Écritures, billets, nouvelles, contes, brachygrammes, poésies, prosoésies, ludilemmes, romans...

Découvrez les lalbehyrinthes, partez en exploration, perdez-vous éventuellement… Chacun d’eux possède une issue, mais chaque sortie conduit irrémédiablement vers un nouveau dédale. Les textes s’imbriquent et tissent une toile dont le motif général pourrait être le mien, ou celui de tout autre personnage, selon mon humeur. Bref, la vérité est – sans doute – ailleurs, ou ici, ou nulle part.

jeudi 1 mars 2012

50 noms - arvinillit (JPH n°129)

Jeu littéraire du forum À vos plumes : écrire un texte sur le thème "La voix est un second visage" comprenant un oxymore. Ce texte clos la série "50 noms" ; à lire chronologiquement en commençant par 50 noms - atausiq

Après que mourut la Créature, nous menâmes, notre enfant et moi, une vie d’itinérance, errant de lieux inappropriés en endroits moins propices encore. Déjà, sur les berges de la Tamise, l’étrangeté de ma fille avait attiré sur nous regards et jugements. À peine née, enveloppée de la fourrure blanche de sa mère, elle émit un son imprévu, mêlant accents musicaux à quelques cliquetis semblables à ceux que produit la glace lors du dégel.
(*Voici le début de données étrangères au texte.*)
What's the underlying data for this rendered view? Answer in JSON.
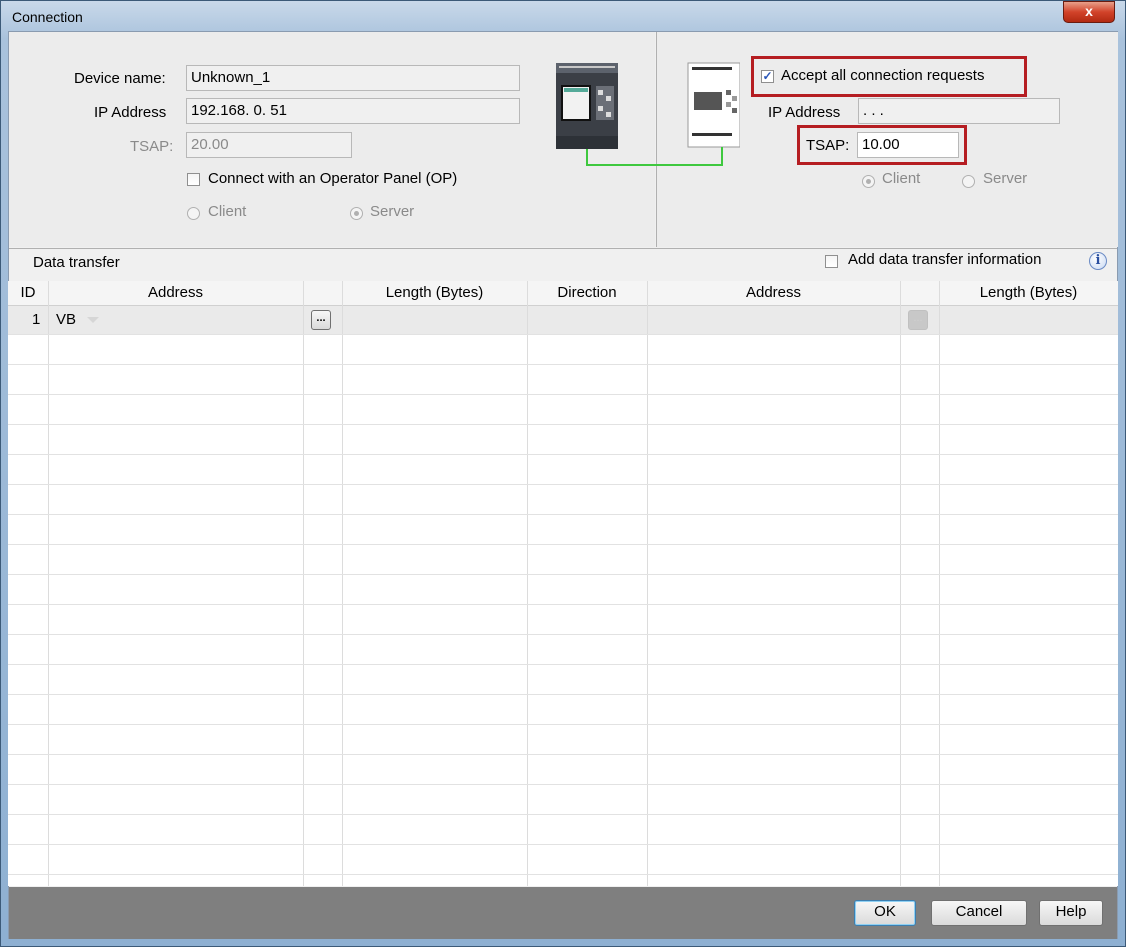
{
  "window": {
    "title": "Connection",
    "close_label": "x"
  },
  "local": {
    "device_name_label": "Device name:",
    "device_name_value": "Unknown_1",
    "ip_label": "IP Address",
    "ip_value": "192.168.  0. 51",
    "tsap_label": "TSAP:",
    "tsap_value": "20.00",
    "op_checkbox_label": "Connect with an Operator Panel (OP)",
    "op_checked": false,
    "client_label": "Client",
    "server_label": "Server",
    "selected_mode": "Server"
  },
  "remote": {
    "accept_label": "Accept all connection requests",
    "accept_checked": true,
    "ip_label": "IP Address",
    "ip_value": ".   .   .",
    "tsap_label": "TSAP:",
    "tsap_value": "10.00",
    "client_label": "Client",
    "server_label": "Server",
    "selected_mode": "Client"
  },
  "data_transfer": {
    "section_label": "Data transfer",
    "add_info_label": "Add data transfer information",
    "add_info_checked": false,
    "info_icon": "i",
    "columns": [
      "ID",
      "Address",
      "",
      "Length (Bytes)",
      "Direction",
      "Address",
      "",
      "Length (Bytes)"
    ],
    "rows": [
      {
        "id": "1",
        "address": "VB",
        "browse_label": "...",
        "length": "",
        "direction": "",
        "remote_address": "",
        "remote_browse_label": "...",
        "remote_length": ""
      }
    ]
  },
  "footer": {
    "ok_label": "OK",
    "cancel_label": "Cancel",
    "help_label": "Help"
  },
  "colors": {
    "highlight": "#b51d22",
    "link_line": "#3ec83e",
    "footer": "#7f7f7f"
  }
}
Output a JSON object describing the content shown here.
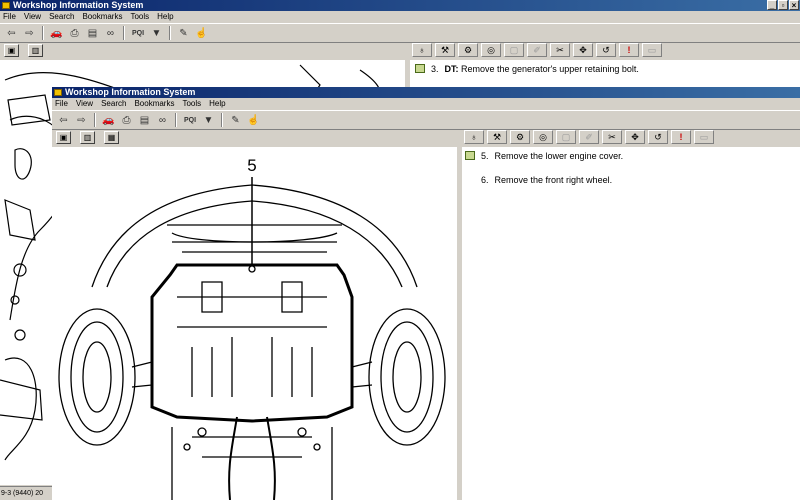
{
  "back_window": {
    "title": "Workshop Information System",
    "menu": [
      "File",
      "View",
      "Search",
      "Bookmarks",
      "Tools",
      "Help"
    ],
    "step": {
      "number": "3.",
      "prefix": "DT:",
      "text": " Remove the generator's upper retaining bolt."
    },
    "step_partial": "DTH Remove the generator's upper retaining bolt.",
    "status": "9-3 (9440) 20"
  },
  "front_window": {
    "title": "Workshop Information System",
    "menu": [
      "File",
      "View",
      "Search",
      "Bookmarks",
      "Tools",
      "Help"
    ],
    "diagram_label": "5",
    "steps": [
      {
        "number": "5.",
        "text": "Remove the lower engine cover."
      },
      {
        "number": "6.",
        "text": "Remove the front right wheel."
      }
    ]
  },
  "toolbar": {
    "pqi_label": "PQI"
  },
  "window_controls": {
    "minimize": "_",
    "restore": "▫",
    "close": "×"
  },
  "icons": [
    "back-arrow-icon",
    "forward-arrow-icon",
    "car-icon",
    "print-icon",
    "bookmark-icon",
    "binoculars-icon",
    "filter-icon",
    "highlight-icon",
    "hand-icon"
  ]
}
Cette étrange mélopée s’échappait de ses lèvres légèrement bleutées qui tranchaient avec le duvet neigeux recouvrant son visage et, au dehors, des flocons envahirent le ciel, se précipitant vers nous avec un enthousiasme amical. L’enfant avait faim, elle cria de plus belle, sa voix transmuta en chant les borborygmes de son estomac et la tempête se leva, un vent cinglant balaya la rive, un vent sans mesure avec le climat anglais. Je mâchouillai longuement un morceau de proie (lapin, perdrix, je ne sais plus), le jus exprimé s’échappa de ma bouche vers celle de ma progéniture, un sourire s’y dessina, un cri satisfait en sortit – la neige tomba avec plus de parcimonie. 
Partout, la foule attirée par le météore froid mais inhabituel s’approchait, s’émerveillait d’abord des chants qu’elle entendait puis, en découvrant la source – mon enfant, ma chair – s’épouvantait. Nous constatâmes que la superstition était chose universelle ; inévitablement, nous finissions chassés, voire battus. Seuls les scientifiques, spécialistes du génome ou de la météorologie, nous approchaient sans crainte mais tous dans d’inavouables desseins. 
Ainsi j’avais traversé à rebours la Manche et, de périples en pérégrinations, nous avions enfin élu domicile dans le Tyrol autrichien, quelque part au milieu de rien, dans les montagnes désolées, non d’existence mais d’humanité, ce qui convenait parfaitement à l’avanie dont nous étions l’objet. Le froid qui nous entourait ne dépariait pas notre environnement, nous vivions dans un gîte d’étape abandonné sur un sommet non moins déserté. Ma fille grandit, à dix ans son corps entier se couvrait d’une belle fourrure pâle, pareille à celle (souvenir de la Créature) qui ceignait mes épaules. Mais le gel constant, s’il était l’élément de ma progéniture, n’était pas le mien. J’avais vieilli prématurément, la cicatrice de ma main m’élançait atrocement, s’insinuait dans mes veines le froid chaleureux que produisait mon enfant pour sa survie. 
Je gisais sur ma couche, au dehors j’entendis la voix de ma fille, ses roucoulements surprenants, générateurs de givre, ses chants qui parfois emplissaient la montagne, recouvraient les pics de psalmodie et de blancheur. J’écoutai cette musique inspirée qui contrastait avec son physique de fauve, ses oreilles de faune, sa genèse monstrueuse, sa vie poétique que j’étais, jusqu’à présent, parvenu à protéger. 
Je sentis bientôt l’étau de glace sceller ma poitrine, mes poumons avaient déjà réduits leur capacité à sa plus simple expression. Plus que la mort, abandonner l’enfant était une souffrance, elle aussi glaçante. Ma fille jouait avec désinvolture, j’en reconnaissais les bruits, les notes cristallines. Dans un dernier souffle, je l’appelai (mais ma voix ne fut qu’un murmure – inaudible) : 
50 – Neige…

2 Comments:

Chloé said...

Bonjour Lal Behi, ça faisait un petit moment que je venais vous lire sans toutefois commenter.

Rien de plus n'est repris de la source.